Karl Kautsky

Ireland


4. Ireland in the 20th Century

d) Reconciliation

Lloyd George, who is very sensitive to the moods of the important political elements in his country, finally felt himself forced to take the initiative for reconciliation. And, being an audacious and gifted tactician, he approached the other side in a way which shortly before no one believed possible. He offered concessions which went far beyond Home Rule, which had become law in August 1914. According to the new settlement to which he acceded, Ireland became a completely independent free state in the British Commonwealth, with its own commercial policy and own army. Only naval defence would remain for the moment a matter for the empire. Ulster is given a choice of whether or not to join the new Free State.

Far-reaching though this approach was, Lloyd George did not find it easy to bring the other side to condescend to negotiate.

As always happens in long and bitter wars, the most reckless tendency had become leader of the movement in Ireland, even though it had angered the movement while it was still a small minority by a line of action which was condemned by the great majority. This extreme tendency of irreconcilable Republicans led by De Valera, president of the Irish Republic, was completely under the influence of the American emigrants, who were equally far removed from both Ireland’s woes and joys, and who were more concerned with England’s harm than Ireland’s good. These Irish politicians of force, who in their way are just as brutally narrow-minded as their English counter-parts, wanted to hear nothing of reconciliation, but demanded the continuation of the war till England’s unconditional capitulation!

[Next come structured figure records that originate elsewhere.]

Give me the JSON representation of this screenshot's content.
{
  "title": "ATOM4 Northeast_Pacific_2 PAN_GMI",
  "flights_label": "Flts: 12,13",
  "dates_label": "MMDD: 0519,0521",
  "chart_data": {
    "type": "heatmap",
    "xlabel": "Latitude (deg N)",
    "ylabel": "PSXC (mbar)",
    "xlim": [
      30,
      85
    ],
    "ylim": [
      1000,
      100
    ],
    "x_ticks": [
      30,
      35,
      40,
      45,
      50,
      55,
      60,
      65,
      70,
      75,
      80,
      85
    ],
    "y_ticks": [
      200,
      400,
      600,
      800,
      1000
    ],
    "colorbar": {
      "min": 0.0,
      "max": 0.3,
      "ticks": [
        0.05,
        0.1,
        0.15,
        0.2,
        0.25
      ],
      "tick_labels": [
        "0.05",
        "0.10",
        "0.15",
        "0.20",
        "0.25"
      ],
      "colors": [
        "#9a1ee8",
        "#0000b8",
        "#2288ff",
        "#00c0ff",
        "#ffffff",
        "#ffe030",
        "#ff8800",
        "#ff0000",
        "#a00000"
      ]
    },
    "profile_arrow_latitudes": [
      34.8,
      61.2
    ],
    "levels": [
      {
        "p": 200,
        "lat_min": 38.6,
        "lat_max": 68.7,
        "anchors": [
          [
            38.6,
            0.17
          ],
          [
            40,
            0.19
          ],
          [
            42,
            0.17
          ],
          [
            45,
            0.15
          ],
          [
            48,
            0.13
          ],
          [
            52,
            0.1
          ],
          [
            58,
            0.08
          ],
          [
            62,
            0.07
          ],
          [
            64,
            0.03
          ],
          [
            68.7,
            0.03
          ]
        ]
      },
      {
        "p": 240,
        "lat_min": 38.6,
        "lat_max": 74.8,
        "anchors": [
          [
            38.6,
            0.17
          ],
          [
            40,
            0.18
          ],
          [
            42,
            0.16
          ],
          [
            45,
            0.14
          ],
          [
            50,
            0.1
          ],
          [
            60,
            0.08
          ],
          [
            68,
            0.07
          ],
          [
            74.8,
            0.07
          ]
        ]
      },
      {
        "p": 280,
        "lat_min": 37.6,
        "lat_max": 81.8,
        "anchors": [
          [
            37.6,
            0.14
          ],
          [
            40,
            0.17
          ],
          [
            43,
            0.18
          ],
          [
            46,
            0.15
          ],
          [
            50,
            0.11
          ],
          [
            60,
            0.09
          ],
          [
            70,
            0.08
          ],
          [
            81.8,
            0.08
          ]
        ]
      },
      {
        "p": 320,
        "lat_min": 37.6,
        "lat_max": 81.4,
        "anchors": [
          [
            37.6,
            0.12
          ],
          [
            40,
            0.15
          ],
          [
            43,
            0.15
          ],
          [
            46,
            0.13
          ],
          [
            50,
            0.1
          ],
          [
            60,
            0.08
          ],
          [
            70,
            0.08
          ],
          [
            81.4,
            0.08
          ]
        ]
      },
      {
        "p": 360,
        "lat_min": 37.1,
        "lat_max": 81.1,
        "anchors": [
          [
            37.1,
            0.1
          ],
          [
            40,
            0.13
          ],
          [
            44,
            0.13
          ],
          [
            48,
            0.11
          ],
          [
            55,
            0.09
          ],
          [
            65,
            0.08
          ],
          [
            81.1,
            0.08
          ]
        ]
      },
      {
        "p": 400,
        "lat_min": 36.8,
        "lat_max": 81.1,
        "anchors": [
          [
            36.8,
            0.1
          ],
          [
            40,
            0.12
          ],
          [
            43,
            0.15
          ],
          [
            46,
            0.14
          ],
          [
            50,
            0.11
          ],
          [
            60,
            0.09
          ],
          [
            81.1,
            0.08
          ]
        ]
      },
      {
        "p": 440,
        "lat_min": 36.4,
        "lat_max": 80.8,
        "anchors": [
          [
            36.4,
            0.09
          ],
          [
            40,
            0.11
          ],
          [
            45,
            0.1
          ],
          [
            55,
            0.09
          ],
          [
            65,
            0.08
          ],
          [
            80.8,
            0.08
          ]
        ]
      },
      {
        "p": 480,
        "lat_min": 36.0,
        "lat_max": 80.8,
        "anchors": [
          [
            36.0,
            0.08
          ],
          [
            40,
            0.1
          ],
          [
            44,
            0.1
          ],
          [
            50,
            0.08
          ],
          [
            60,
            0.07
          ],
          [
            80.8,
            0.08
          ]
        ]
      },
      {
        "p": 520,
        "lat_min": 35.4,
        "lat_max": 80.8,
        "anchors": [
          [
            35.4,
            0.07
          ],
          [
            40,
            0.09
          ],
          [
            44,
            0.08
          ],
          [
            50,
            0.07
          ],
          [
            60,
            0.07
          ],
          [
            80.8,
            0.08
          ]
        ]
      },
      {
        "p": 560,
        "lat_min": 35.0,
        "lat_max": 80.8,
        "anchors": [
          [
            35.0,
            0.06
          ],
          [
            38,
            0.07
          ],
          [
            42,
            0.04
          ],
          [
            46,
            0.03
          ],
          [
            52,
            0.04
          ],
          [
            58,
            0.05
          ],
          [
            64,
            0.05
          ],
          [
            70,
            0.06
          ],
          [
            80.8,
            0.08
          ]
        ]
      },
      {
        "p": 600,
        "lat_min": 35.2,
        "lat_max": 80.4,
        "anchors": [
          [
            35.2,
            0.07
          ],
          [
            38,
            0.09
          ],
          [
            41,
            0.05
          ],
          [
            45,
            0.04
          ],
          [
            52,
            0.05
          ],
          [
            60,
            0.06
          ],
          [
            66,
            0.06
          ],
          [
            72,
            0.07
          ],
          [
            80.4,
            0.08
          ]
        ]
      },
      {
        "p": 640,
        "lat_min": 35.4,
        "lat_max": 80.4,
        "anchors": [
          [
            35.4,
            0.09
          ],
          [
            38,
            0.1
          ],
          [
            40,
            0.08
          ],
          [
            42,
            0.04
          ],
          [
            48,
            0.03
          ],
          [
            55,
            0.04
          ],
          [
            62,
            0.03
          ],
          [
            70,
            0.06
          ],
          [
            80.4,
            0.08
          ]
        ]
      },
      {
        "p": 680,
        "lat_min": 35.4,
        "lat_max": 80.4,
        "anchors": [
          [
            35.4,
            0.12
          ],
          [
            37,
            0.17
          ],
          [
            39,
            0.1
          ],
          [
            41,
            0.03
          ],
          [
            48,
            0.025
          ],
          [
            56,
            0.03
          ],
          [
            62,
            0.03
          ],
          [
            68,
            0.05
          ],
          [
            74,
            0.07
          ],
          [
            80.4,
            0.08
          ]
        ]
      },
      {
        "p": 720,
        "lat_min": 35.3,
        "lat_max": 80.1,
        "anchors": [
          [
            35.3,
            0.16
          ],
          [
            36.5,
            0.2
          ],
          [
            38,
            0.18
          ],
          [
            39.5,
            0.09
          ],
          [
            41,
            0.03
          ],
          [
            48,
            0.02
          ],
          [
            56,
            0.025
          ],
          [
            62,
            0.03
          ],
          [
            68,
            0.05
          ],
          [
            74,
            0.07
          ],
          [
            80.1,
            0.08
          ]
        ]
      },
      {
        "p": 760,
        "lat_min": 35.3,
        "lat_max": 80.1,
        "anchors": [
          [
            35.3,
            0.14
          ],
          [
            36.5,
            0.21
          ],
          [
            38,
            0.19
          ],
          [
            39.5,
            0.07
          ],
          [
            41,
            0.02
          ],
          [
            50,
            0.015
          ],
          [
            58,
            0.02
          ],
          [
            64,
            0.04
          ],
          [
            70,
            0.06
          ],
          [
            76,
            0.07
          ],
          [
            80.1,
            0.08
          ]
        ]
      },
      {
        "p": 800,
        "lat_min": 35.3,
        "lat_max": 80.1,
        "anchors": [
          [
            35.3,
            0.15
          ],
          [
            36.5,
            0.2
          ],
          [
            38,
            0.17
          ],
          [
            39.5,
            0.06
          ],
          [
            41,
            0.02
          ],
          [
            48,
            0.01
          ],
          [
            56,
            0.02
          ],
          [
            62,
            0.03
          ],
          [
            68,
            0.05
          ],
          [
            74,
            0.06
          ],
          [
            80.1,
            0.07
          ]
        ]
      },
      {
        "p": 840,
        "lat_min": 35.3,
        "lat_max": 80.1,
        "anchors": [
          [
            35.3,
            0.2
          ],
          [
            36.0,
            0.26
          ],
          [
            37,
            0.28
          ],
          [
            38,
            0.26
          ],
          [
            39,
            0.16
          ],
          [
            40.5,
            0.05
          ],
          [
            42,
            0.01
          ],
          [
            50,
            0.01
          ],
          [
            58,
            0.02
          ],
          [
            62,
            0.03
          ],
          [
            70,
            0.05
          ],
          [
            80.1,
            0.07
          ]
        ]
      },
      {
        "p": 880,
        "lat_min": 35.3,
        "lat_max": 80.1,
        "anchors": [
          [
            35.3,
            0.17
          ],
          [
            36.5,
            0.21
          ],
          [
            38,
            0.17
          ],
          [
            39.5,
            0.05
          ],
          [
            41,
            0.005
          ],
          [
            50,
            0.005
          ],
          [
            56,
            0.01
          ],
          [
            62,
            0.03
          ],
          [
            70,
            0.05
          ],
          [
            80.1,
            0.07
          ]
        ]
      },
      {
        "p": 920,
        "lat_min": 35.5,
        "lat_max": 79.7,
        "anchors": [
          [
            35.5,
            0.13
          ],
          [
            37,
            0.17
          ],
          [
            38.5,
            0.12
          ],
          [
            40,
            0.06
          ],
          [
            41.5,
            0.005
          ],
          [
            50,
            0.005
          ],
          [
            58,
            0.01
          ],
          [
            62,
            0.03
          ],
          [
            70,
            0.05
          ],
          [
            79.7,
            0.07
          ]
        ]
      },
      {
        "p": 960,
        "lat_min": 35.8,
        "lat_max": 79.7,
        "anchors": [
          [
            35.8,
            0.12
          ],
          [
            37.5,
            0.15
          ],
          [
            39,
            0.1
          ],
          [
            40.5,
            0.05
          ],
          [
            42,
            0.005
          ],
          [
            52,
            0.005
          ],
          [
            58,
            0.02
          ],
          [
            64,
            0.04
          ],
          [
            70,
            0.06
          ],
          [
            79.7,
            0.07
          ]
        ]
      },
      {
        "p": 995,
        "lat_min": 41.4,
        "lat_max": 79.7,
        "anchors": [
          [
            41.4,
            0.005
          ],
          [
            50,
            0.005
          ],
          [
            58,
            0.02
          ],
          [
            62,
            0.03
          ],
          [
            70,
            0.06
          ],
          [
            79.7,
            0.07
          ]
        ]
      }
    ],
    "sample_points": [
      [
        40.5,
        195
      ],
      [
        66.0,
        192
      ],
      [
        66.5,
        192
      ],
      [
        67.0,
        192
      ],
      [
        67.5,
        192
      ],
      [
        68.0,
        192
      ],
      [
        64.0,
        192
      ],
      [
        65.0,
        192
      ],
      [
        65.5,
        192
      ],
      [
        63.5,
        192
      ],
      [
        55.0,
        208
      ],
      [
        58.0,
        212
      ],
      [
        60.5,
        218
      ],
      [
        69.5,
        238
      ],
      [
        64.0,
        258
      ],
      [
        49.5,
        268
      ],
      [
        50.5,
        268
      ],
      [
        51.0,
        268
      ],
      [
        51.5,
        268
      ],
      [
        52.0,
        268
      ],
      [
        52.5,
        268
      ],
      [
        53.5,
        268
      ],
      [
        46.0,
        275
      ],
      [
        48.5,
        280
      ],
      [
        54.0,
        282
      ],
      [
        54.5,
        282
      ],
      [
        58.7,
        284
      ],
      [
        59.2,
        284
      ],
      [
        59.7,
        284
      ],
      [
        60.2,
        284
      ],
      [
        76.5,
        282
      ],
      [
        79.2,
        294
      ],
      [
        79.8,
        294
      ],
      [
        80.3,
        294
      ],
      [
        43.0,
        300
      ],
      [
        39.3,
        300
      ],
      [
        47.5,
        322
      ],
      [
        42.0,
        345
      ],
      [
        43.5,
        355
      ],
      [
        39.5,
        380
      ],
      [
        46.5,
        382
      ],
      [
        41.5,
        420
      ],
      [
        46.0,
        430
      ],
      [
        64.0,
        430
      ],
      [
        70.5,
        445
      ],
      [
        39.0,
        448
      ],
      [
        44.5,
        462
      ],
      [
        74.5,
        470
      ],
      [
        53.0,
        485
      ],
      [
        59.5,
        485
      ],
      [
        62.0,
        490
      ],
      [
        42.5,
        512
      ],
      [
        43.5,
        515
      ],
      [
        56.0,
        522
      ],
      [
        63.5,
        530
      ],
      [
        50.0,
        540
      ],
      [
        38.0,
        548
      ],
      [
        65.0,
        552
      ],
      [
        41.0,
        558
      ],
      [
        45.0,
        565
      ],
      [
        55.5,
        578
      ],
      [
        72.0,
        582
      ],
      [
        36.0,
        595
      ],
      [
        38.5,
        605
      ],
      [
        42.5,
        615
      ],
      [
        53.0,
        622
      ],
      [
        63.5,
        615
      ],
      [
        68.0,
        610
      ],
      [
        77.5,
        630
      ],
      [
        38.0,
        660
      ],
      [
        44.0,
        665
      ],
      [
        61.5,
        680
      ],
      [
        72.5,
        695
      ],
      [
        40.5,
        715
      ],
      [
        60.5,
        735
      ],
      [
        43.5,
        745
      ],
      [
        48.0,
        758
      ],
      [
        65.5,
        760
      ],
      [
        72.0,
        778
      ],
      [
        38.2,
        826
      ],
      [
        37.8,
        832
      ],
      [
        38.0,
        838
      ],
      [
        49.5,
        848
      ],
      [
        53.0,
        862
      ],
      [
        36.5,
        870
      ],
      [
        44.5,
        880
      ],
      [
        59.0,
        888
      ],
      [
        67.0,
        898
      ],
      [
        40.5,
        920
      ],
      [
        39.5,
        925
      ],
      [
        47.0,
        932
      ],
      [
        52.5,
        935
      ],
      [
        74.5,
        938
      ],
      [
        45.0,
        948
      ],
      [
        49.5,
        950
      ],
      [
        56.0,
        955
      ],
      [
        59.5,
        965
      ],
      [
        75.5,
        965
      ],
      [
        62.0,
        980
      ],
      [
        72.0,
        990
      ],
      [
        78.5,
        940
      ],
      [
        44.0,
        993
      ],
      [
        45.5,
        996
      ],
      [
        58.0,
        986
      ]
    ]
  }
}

One example of the absurdity and the recklessness of the American Sinn Feiners is provided by their organ appearing in New York, The Irish World. It sent De Valera a telegram declaring that the proposed agreement was the worst defeat suffered by Ireland since Strongbow’s landing: It would be her first moral defeat, because she would now lower herself to voluntary servitude to England.

This Strongbow, an English feudal lord, Richard De Clare, with the nickname Strongbow, was the first of the English conquerors to gain a foothold in Ireland. (1170).

In the nine centuries since then the Irish people suffered an abundance of the most painful defeats, and had lost their land and freedom. Now, with one blow the Irish are to be transferred into the ranks of the freest nations in the world, on a par with Canada and Australia, – and these American Sinn Feiners dare to represent, this change as the worst defeat Ireland has suffered in nine centuries – merely because eternal hostility is to be replaced by hearty friendship towards England, or voluntary servitude, as it seems to the Irish World.

The absurdity and unscrupulousness of American Sinn Fein demagogy cannot be demonstrated more clearly.

But they were up against an adversary who surpassed them in intelligence and tenacity. And Ireland’s true interests had to reassert themselves in the consciousness of the mass of her people and force back the Sinn Feiners and other extremists as soon as the intoxication of the bloody war had been interrupted by a ceasefire, which cleared the way for sober reflection.

With endless patience and outstanding skill, Lloyd George was able to bring De Valera to the negotiating table in spite of himself and in spite of his unfriendly and at times directly insulting behaviour, and was able to spin the thread, once joined, ever further, however often it seemed likely to tear.

It could be wished that the German proletariat would also find a Lloyd George to unify it, who would bring the De Valeras of the proletarian class struggle to the negotiating-table, and overcome the obstacles preventing them from unifying.

Right up to the end, Mr. De Valera put every obstacle that the irreconcilability of a nationalist brain could think of, in the way of peace and understanding between peoples. We also have patriots of this calibre amongst the German nationalists, amongst which there are not a few who unthinkingly want to drive Germany into new wars, in which however it would be destroyed, but which would also be an embarrassment to France.

Yet these German patriots are condemned to impotence. The mass of the German people want nothing to do with them and that would become even more evident if the French were as clever about Germany as Lloyd George was about Ireland. He put the Sinn Feiners on weak ground by his fair dealing and won the mass of the Irish people for the bond of friendship with England. It is a true bond, people to people, for Lloyd George did not act here as an autocrat, but as the representative of the vast majority of his people, as is shown by the overwhelming majority which his Irish proposal received from all parties – with the exception of a section of the ruling party.